The freedom of information request was filed in March, before the Morrison government was voted out and Frydenberg lost his once safe seat to independent candidate Monique Ryan.
The proposed parking expansion at Camberwell station — which was under-budget by $7.12 million — did have majority support to add 87 parking spaces at a cost of $148,000 each, with 58 per cent of residents backing it.
The Canterbury commuter car park, which would have included basement levels.Credit:Boroondara Council
Despite clear opposition to the Canterbury and Glenferrie proposals, Boroondara Council was disappointed by the federal government’s about-face, and argued there was a significant lack of parking in those areas.
“Council officers have considered the consultation and feasibility works to determine the project has merit and should proceed to deliver a key place plan initiative and reduce parking demand in local streets,” the draft report said, regarding the Canterbury station plans.

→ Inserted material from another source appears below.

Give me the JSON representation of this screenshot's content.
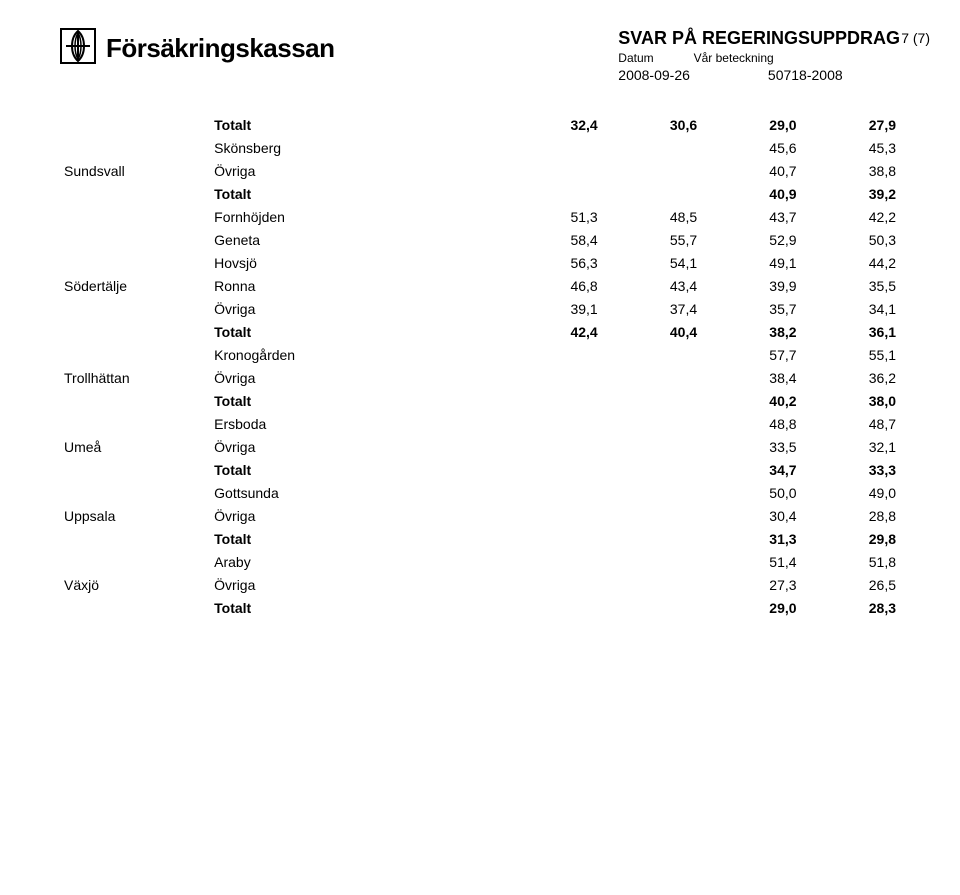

Addis said the council had not formed a view on that proposal. She said she was disappointed because the council had lost the opportunity to consider community feedback after “a substantial investment of public funds” had gone into feasibility studies.
Councillor Victor Franco, a long-time critic of the “ill-founded” projects in Canterbury and Glenferrie, said the plans were not based on sound transport strategy, distracted council and wasted money.
“They were crass pork barrelling. But, fortunately, our community saw through this. These projects should never have progressed as far as they did,” Franco said.
In 2021, the federal Auditor-General found 77 per cent of projects in the Commuter Car Park Fund were pledged to Coalition seats, and that the grants process lacked transparency. A spreadsheet entitled “top marginal electorates” was used by the government to identify possible seats for car parks.
The projects were supposed to bust congestion by encouraging people to drive to a train station and take public transport to and from the city.
Transport and traffic consequences were the key reason residents objected to the proposals in Boroondara, but some survey respondents raised “pork barrelling” as reasons not to proceed.
“Have you heard of induced demand? It’s when you provide more car parking and you get more traffic!” one person said in response to the Glenferrie proposal.
Of the Camberwell project, another said: “This is effectively another car parks rort by the federal … government trying to buy votes.”
Josh Frydenberg and the Department of Infrastructure, Transport, Regional Development and Communications were contacted for comment.